The schema is just one table containing 4 columns:
CREATE TABLE `DroppedDomains` (
`domainID` int(11) NOT NULL AUTO_INCREMENT,
`DomainName` varchar(100) COLLATE utf8_unicode_ci DEFAULT NULL,
`DropDate` date DEFAULT NULL,
`TLD` varchar(5) COLLATE utf8_unicode_ci DEFAULT NULL,
PRIMARY KEY (`domainID`)
) ENGINE=MyISAM AUTO_INCREMENT=8 DEFAULT CHARSET=utf8 COLLATE=utf8_unicode_ci
I did not create the schema, this is the live database schema. Here's sample data:
I've constructed probably the most complex type of query below. The criteria is as follows:
SELECT any number of domains which
- Start with the word 'starts'
- End with the word 'ends'
- Contain the word 'containsThis' anywhere in the domain name
- Contain the word 'ContainsThisToo' anywhere in the domain name
- Include at least one digit
- The domain name must be at least 49 characters. Multibytes need to count as one character( I used CHAR_LENGTH ).
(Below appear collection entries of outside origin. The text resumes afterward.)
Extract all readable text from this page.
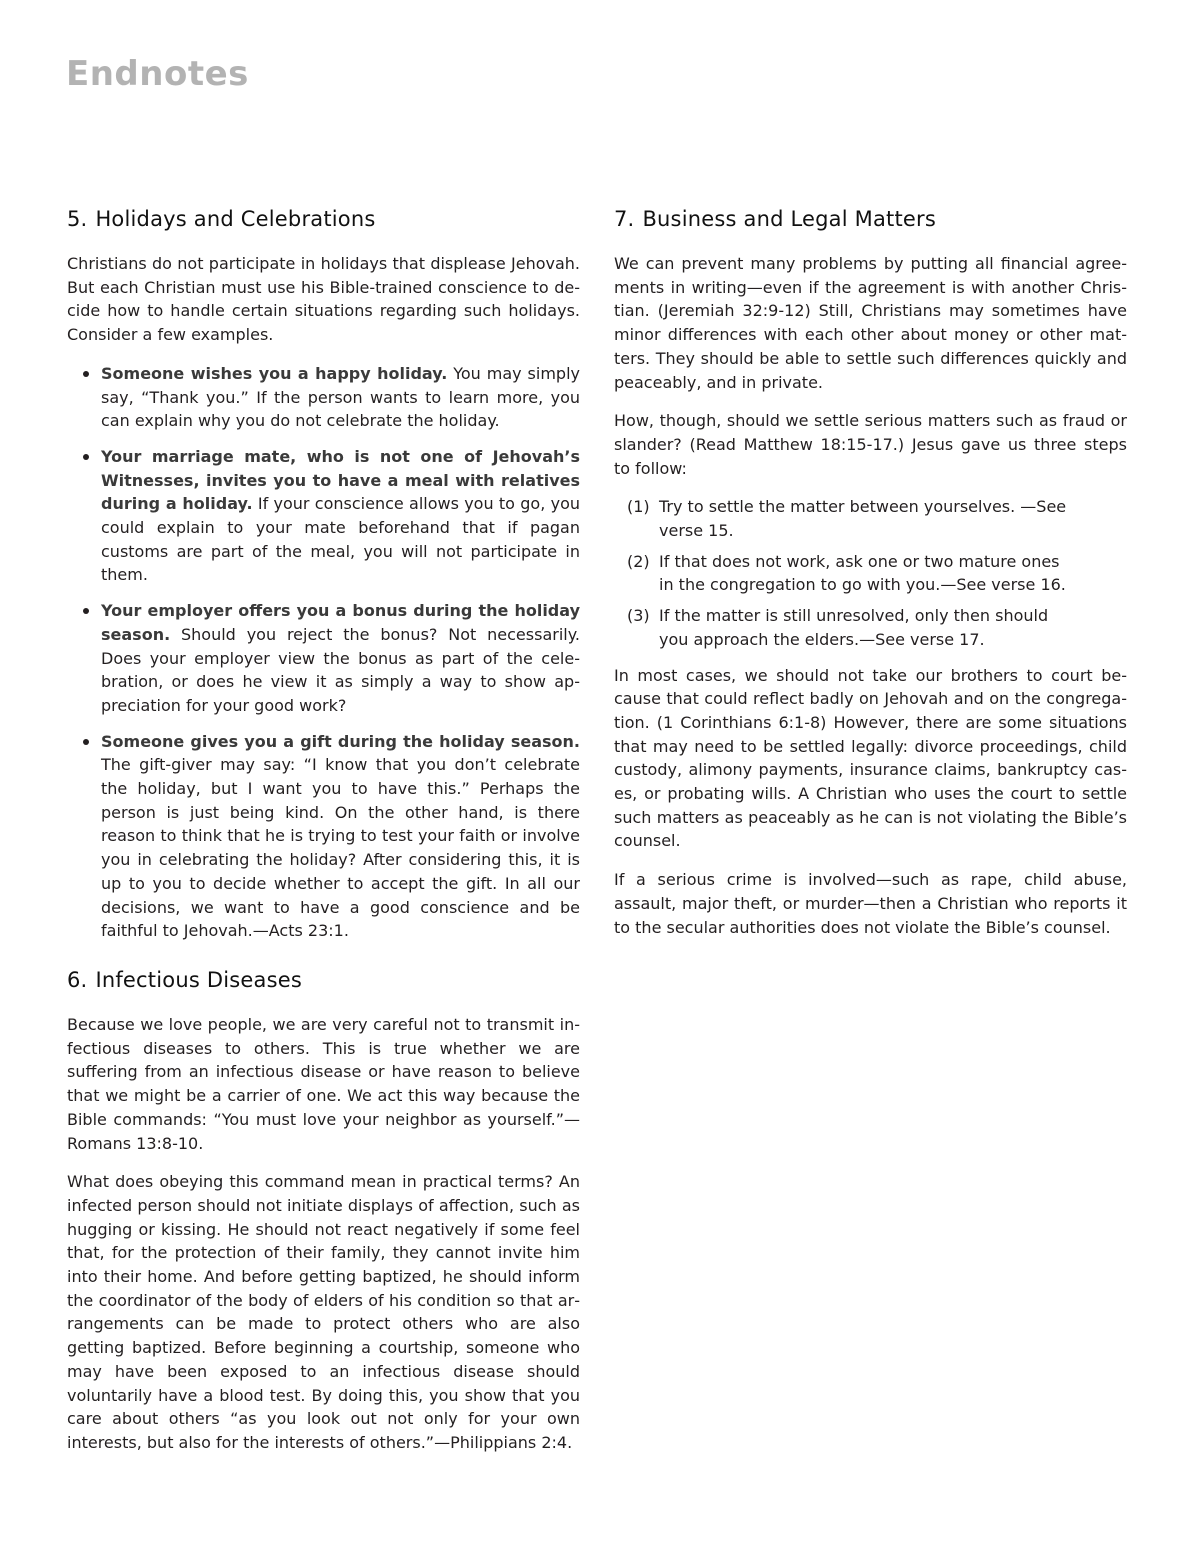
Endnotes
5. Holidays and Celebrations

Christians do not participate in holidays that displease Jehovah. But each Christian must use his Bible-trained conscience to decide how to handle certain situations regarding such holidays. Consider a few examples.

Someone wishes you a happy holiday. You may simply say, “Thank you.” If the person wants to learn more, you can explain why you do not celebrate the holiday.
Your marriage mate, who is not one of Jehovah’s Witnesses, invites you to have a meal with relatives during a holiday. If your conscience allows you to go, you could explain to your mate beforehand that if pagan customs are part of the meal, you will not participate in them.
Your employer offers you a bonus during the holiday season. Should you reject the bonus? Not necessarily. Does your employer view the bonus as part of the celebration, or does he view it as simply a way to show appreciation for your good work?
Someone gives you a gift during the holiday season. The gift-giver may say: “I know that you don’t celebrate the holiday, but I want you to have this.” Perhaps the person is just being kind. On the other hand, is there reason to think that he is trying to test your faith or involve you in celebrating the holiday? After considering this, it is up to you to decide whether to accept the gift. In all our decisions, we want to have a good conscience and be faithful to Jehovah.—Acts 23:1.
6. Infectious Diseases

Because we love people, we are very careful not to transmit infectious diseases to others. This is true whether we are suffering from an infectious disease or have reason to believe that we might be a carrier of one. We act this way because the Bible commands: “You must love your neighbor as yourself.”—Romans 13:8-10.

What does obeying this command mean in practical terms? An infected person should not initiate displays of affection, such as hugging or kissing. He should not react negatively if some feel that, for the protection of their family, they cannot invite him into their home. And before getting baptized, he should inform the coordinator of the body of elders of his condition so that arrangements can be made to protect others who are also getting baptized. Before beginning a courtship, someone who may have been exposed to an infectious disease should voluntarily have a blood test. By doing this, you show that you care about others “as you look out not only for your own interests, but also for the interests of others.”—Philippians 2:4.

7. Business and Legal Matters

We can prevent many problems by putting all financial agreements in writing—even if the agreement is with another Christian. (Jeremiah 32:9-12) Still, Christians may sometimes have minor differences with each other about money or other matters. They should be able to settle such differences quickly and peaceably, and in private.

How, though, should we settle serious matters such as fraud or slander? (Read Matthew 18:15-17.) Jesus gave us three steps to follow:

(1) Try to settle the matter between yourselves. —See verse 15.
(2) If that does not work, ask one or two mature ones in the congregation to go with you.—See verse 16.
(3) If the matter is still unresolved, only then should you approach the elders.—See verse 17.

In most cases, we should not take our brothers to court because that could reflect badly on Jehovah and on the congregation. (1 Corinthians 6:1-8) However, there are some situations that may need to be settled legally: divorce proceedings, child custody, alimony payments, insurance claims, bankruptcy cases, or probating wills. A Christian who uses the court to settle such matters as peaceably as he can is not violating the Bible’s counsel.

If a serious crime is involved—such as rape, child abuse, assault, major theft, or murder—then a Christian who reports it to the secular authorities does not violate the Bible’s counsel.
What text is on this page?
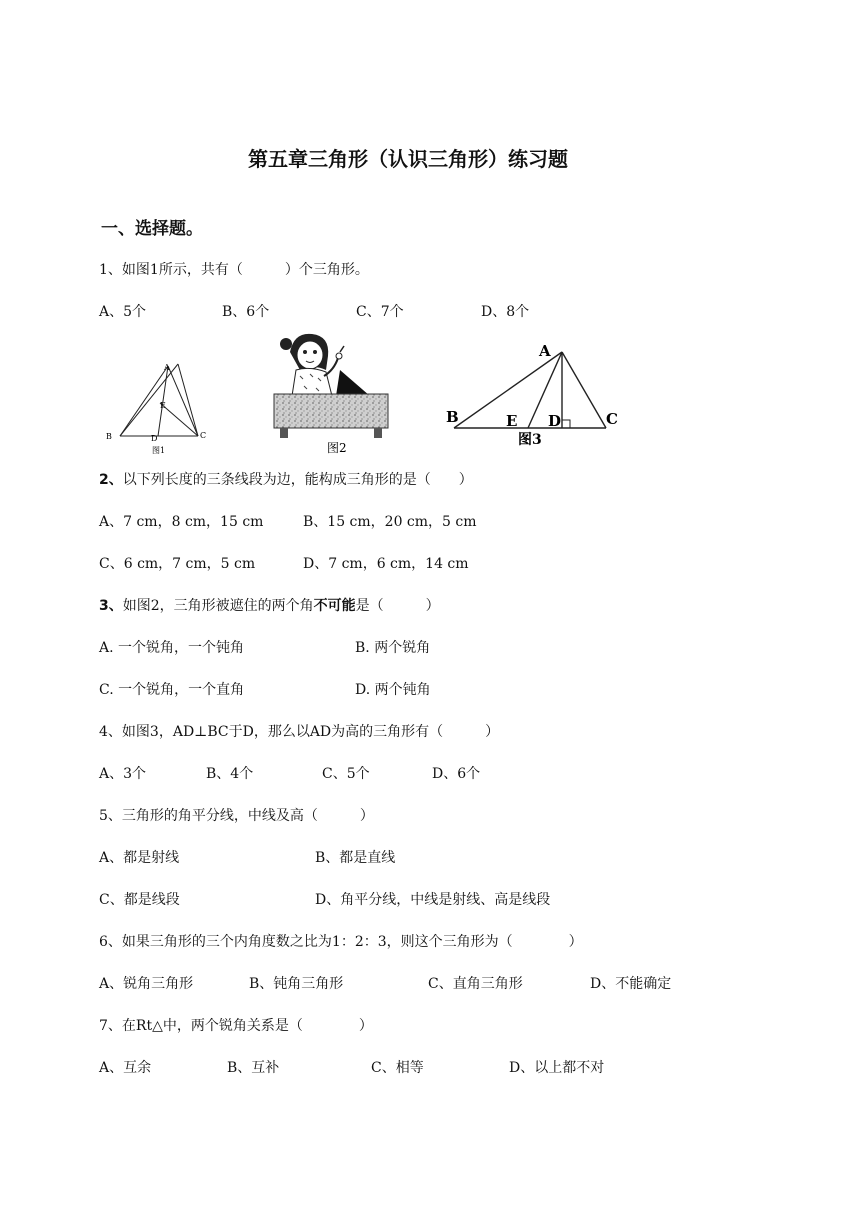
第五章三角形（认识三角形）练习题
一、选择题。
1、如图1所示，共有（　　　）个三角形。
A、5个	B、6个	C、7个	D、8个
A
B	C
D
E
图1	图2
A
B	C
D
E
图3
2、以下列长度的三条线段为边，能构成三角形的是（　　）
A、7 cm，8 cm，15 cm	B、15 cm，20 cm，5 cm
C、6 cm，7 cm，5 cm	D、7 cm，6 cm，14 cm
3、如图2，三角形被遮住的两个角不可能是（　　　）
A. 一个锐角，一个钝角	B. 两个锐角
C. 一个锐角，一个直角	D. 两个钝角
4、如图3，AD⊥BC于D，那么以AD为高的三角形有（　　　）
A、3个	B、4个	C、5个	D、6个
5、三角形的角平分线，中线及高（　　　）
A、都是射线	B、都是直线
C、都是线段	D、角平分线，中线是射线、高是线段
6、如果三角形的三个内角度数之比为1：2：3，则这个三角形为（　　　　）
A、锐角三角形	B、钝角三角形	C、直角三角形	D、不能确定
7、在Rt△中，两个锐角关系是（　　　　）
A、互余	B、互补	C、相等	D、以上都不对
- The domain name must be at least under 65 characters.
- The TLD must be 'org'
- The DropDate needs to be later than
2009-11-01
Here's my query so far:
SELECT
*
FROM
DroppedDomains
WHERE
1=1
AND DomainName LIKE 'starts%ends'
AND DomainName LIKE '%containsThis%'
AND DomainName LIKE '%containsThisToo%'
AND DomainName LIKE '%-%'
AND DomainName REGEXP '[0-9]'
AND CHAR_LENGTH(DomainName) > 49
AND CHAR_LENGTH(DomainName) < 65
AND TLD = 'org'
AND DropDate > '2009-11-01'
Here are my questions
Would it extremely benefit the performance considering I'll have half a million rows, if I made the TLD
column its own table and just make the TLD
column a foreign key to that? There will only be 5 TLDs ( com, net, org, info, biz ). I realize there are more TLDs in the real world, but this application will only have 5. The user cannot specify their own TLD.
I know that REGEXP
and 500,000 rows is probably a recipe for disaster. Is there anyway I can avoid the REGEXP
?
Are there any other optimizations to the query I can do? Like merge LIKE
s or use other functions such as maybe INSTR
? And should I implement any specific sort of caching mechanism?
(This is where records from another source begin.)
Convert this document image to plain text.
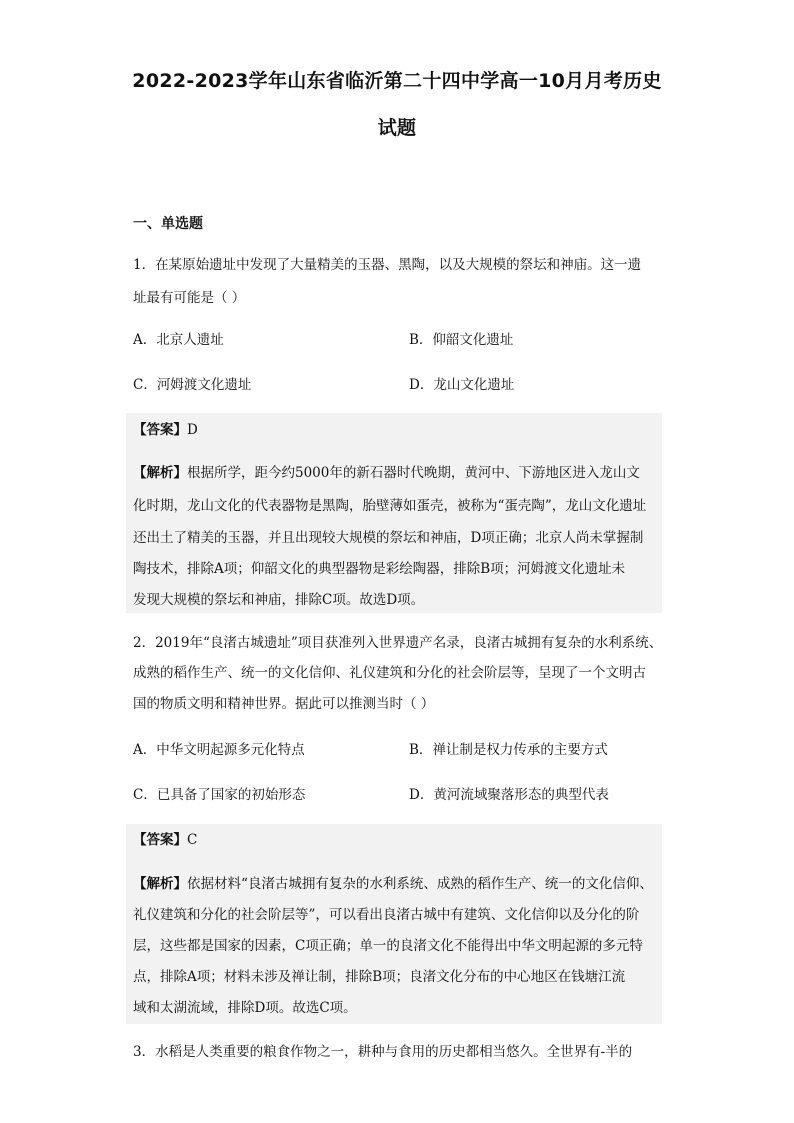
2022-2023学年山东省临沂第二十四中学高一10月月考历史
试题
一、单选题
1．在某原始遗址中发现了大量精美的玉器、黑陶，以及大规模的祭坛和神庙。这一遗
址最有可能是（ ）
A．北京人遗址	B．仰韶文化遗址
C．河姆渡文化遗址	D．龙山文化遗址
【答案】D
【解析】根据所学，距今约5000年的新石器时代晚期，黄河中、下游地区进入龙山文
化时期，龙山文化的代表器物是黑陶，胎壁薄如蛋壳，被称为“蛋壳陶”，龙山文化遗址
还出土了精美的玉器，并且出现较大规模的祭坛和神庙，D项正确；北京人尚未掌握制
陶技术，排除A项；仰韶文化的典型器物是彩绘陶器，排除B项；河姆渡文化遗址未
发现大规模的祭坛和神庙，排除C项。故选D项。
2．2019年“良渚古城遗址”项目获准列入世界遗产名录，良渚古城拥有复杂的水利系统、
成熟的稻作生产、统一的文化信仰、礼仪建筑和分化的社会阶层等，呈现了一个文明古
国的物质文明和精神世界。据此可以推测当时（ ）
A．中华文明起源多元化特点	B．禅让制是权力传承的主要方式
C．已具备了国家的初始形态	D．黄河流域聚落形态的典型代表
【答案】C
【解析】依据材料“良渚古城拥有复杂的水利系统、成熟的稻作生产、统一的文化信仰、
礼仪建筑和分化的社会阶层等”，可以看出良渚古城中有建筑、文化信仰以及分化的阶
层，这些都是国家的因素，C项正确；单一的良渚文化不能得出中华文明起源的多元特
点，排除A项；材料未涉及禅让制，排除B项；良渚文化分布的中心地区在钱塘江流
域和太湖流域，排除D项。故选C项。
3．水稻是人类重要的粮食作物之一，耕种与食用的历史都相当悠久。全世界有-半的
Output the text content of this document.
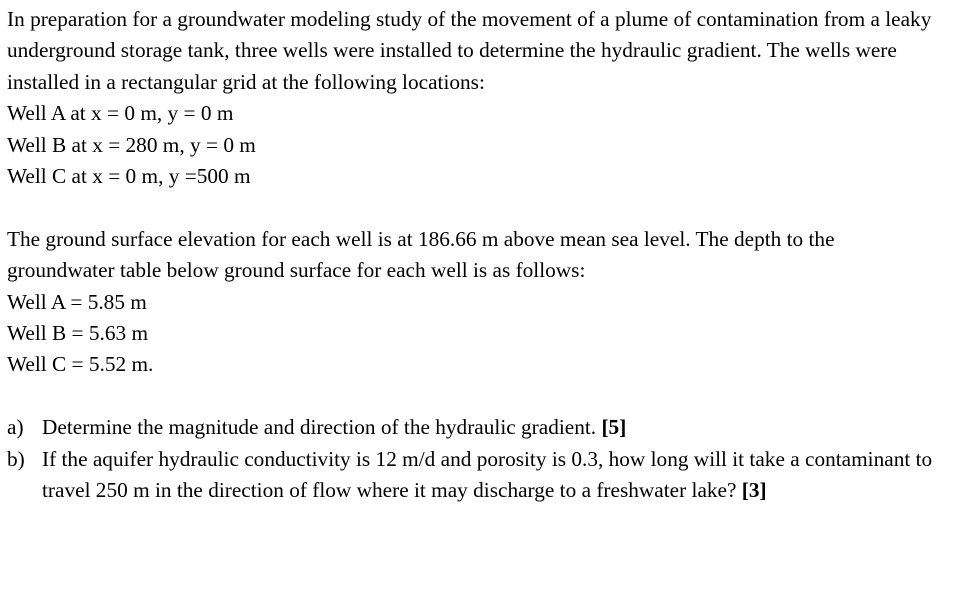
In preparation for a groundwater modeling study of the movement of a plume of contamination from a leaky underground storage tank, three wells were installed to determine the hydraulic gradient. The wells were installed in a rectangular grid at the following locations:

Well A at x = 0 m, y = 0 m

Well B at x = 280 m, y = 0 m

Well C at x = 0 m, y =500 m

The ground surface elevation for each well is at 186.66 m above mean sea level. The depth to the groundwater table below ground surface for each well is as follows:

Well A = 5.85 m

Well B = 5.63 m

Well C = 5.52 m.

a) Determine the magnitude and direction of the hydraulic gradient. [5]

b) If the aquifer hydraulic conductivity is 12 m/d and porosity is 0.3, how long will it take a contaminant to travel 250 m in the direction of flow where it may discharge to a freshwater lake? [3]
When you have a LIKE pattern that starts with a constant prefix and you have an index on that field, then the index can be used to find the rows starting with the prefix very quickly. Luckily you have exactly this situation here:
AND DomainName LIKE 'starts%ends'
If only a few of the values start with starts
then these rows will be found very quickly and the other expressions will only be tested for these rows. You can check that the index is used by running EXPLAIN SELECT ...
.